Thursday, December 15, 2011

Teach For America spin


“… The goals of corporate reform are privatization and deprofessionalization.
By deprofessionalization I mean that it is the idea that anyone can teach.  You
don’t need any particular credentials or training – just maybe five or so weeks
and you are a teacher. Sometimes not even that – just fill out the papers …”
Diane Ravitch – February 24, 20110.

At the Board Briefing two weeks ago I requested that the Teach For America item be pulled for a separate vote.

Since Trustees Lew Blackburn, Bernadette Nutall and Mike Morath recently supported another policy change requiring two Trustees to pull an item for a separate vote, I did not expect this item to be pulled.  I was prepared to vote against the consent agenda - if necessary - or abstain. 

The price of such a policy is that Trustees can play games.  Anything on the consent agenda does not reflect a specific vote; Trustees can claim they voted for the consent agenda as a whole, not the specific item of public interest. They can even claim unanimous support because the item was on the consent agenda.

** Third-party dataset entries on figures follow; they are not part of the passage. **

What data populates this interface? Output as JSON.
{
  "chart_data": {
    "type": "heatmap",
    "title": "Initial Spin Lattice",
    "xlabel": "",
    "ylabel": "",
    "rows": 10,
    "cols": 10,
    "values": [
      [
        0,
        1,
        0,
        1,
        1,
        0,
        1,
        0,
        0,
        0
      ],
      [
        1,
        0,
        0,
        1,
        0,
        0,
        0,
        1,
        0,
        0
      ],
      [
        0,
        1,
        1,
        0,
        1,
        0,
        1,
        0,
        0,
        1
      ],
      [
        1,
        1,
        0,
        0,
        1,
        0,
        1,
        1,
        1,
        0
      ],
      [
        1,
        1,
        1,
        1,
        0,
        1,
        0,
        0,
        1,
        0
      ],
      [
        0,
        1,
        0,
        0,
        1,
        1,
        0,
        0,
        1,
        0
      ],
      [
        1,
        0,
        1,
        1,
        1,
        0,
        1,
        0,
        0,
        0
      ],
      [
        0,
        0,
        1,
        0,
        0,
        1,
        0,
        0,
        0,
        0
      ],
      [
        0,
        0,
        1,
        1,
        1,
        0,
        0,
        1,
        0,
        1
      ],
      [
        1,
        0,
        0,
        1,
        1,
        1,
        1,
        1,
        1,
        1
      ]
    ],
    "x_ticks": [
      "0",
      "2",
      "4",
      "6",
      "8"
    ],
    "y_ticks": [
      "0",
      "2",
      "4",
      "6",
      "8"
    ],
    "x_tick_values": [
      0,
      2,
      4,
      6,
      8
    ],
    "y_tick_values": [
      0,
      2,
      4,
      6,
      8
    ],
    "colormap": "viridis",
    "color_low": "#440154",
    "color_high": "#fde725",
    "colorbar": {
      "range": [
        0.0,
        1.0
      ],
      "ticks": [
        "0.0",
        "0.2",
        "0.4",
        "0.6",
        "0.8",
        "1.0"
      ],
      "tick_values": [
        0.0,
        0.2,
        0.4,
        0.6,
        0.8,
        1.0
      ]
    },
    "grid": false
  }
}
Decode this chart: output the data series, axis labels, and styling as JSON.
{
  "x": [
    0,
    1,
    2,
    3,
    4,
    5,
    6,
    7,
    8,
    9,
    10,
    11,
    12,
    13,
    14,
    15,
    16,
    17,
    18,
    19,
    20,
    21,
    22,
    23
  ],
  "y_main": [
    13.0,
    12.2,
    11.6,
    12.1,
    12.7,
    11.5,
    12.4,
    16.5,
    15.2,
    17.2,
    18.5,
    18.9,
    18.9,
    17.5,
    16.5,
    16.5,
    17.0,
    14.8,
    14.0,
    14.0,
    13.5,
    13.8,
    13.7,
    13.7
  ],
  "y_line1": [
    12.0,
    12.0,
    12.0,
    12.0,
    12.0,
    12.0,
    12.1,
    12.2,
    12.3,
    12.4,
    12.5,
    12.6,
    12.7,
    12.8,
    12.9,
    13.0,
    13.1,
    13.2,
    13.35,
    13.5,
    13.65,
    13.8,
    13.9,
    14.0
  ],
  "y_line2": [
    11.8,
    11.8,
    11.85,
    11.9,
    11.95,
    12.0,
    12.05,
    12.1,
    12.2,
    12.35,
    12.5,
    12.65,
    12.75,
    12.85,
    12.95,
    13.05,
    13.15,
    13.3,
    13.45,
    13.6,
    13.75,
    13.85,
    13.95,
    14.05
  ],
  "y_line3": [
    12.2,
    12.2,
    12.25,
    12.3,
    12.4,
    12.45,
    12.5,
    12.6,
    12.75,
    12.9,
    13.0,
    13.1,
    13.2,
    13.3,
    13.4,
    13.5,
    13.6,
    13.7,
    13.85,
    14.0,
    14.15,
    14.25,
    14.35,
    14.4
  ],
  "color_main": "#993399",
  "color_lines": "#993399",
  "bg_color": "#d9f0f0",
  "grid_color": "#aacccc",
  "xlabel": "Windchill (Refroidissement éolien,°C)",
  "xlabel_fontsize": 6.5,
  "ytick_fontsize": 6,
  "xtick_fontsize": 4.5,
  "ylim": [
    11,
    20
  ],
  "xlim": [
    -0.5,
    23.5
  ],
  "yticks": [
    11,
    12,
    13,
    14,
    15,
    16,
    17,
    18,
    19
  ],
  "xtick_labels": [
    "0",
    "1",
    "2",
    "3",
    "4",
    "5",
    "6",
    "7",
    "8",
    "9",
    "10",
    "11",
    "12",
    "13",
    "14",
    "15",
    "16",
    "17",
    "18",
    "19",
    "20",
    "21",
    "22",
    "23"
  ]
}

Such policies undermine democracy.

Each elected Trustee represents over 100,000 citizens.  Individual members of the Dallas City Council can pull an item for a separate vote.  Individual members of Dallas County Commissioners Court can pull an item for a separate vote. But not individual Dallas ISD Trustees - we cannot pull an item of public interest to the citizens who elected us.

Be careful who you trust with power.  People get in positions of power and set things up to exclude the public interest. They set things up for their self-interest.

Teach For America (TFA) has become a part of the top down corporate reform movement that is destroying public education.  Study after study has documented the failures of the top-down corporate approach to so-called education reform.

Teach for America is not an education reform - it is a part of the political movement of education toward private entrepreneurship and increasing control of education by private groups.

The highest performing education system in the world (Finland) doesn't use Teach for America type programs. Neither does Highland Park ISD.

Students from Finland outperform peers in 43 other nations – including the United States, Germany and Japan – in mathematics, science and reading skills. There are no yearly mandatory tests or exams. They have invested in the teaching profession as a career. 

I have no interest in the current corporate privatization model of public education.

The spin is that TFA teachers perform better than regular alternative certification teachers.  Anybody who knows anything about education at all knows that teaching is a career not an experiment in first year test taking in two subjects.

Give our other first year alternatively certified teachers the same $30,000.00 of first year training received by each Teach for America recruit from private sources and there would be no spin possible. 

I would rather spend the funds on developing good training for our own first year teachers who intend to make teaching a career.

As was stated elsewhere:

"I do not defend the current trend of sending recent college grads with just five weeks’ training and just a two-year commitment to teach in our nation’s most struggling schools which already suffer from high teacher turnover. But that is the model for  Teach for America, Inc. a multimillion-dollar enterprise that is now funded by the Obama government to the tune of $50 million-plus and is arguably de-professionalizing the teaching profession.

Five weeks training does not make these uncredentialed grads “highly qualified,” despite the recent shenanigans by Congress."

See More Here

Looking Past The Spin: Teach For America

"What I have come to appreciate is that things that matter take time. We live in an era when it is rare to meet people in their 20s and 30s who have stayed with something for more than a few years. And certainly, in some cases the right thing is to experiment and move on. But in many cases, the right thing is to stay with something, internalize tough lessons, and push yourself to new levels of knowledge and responsibility. Deep and widespread change comes from sticking with things."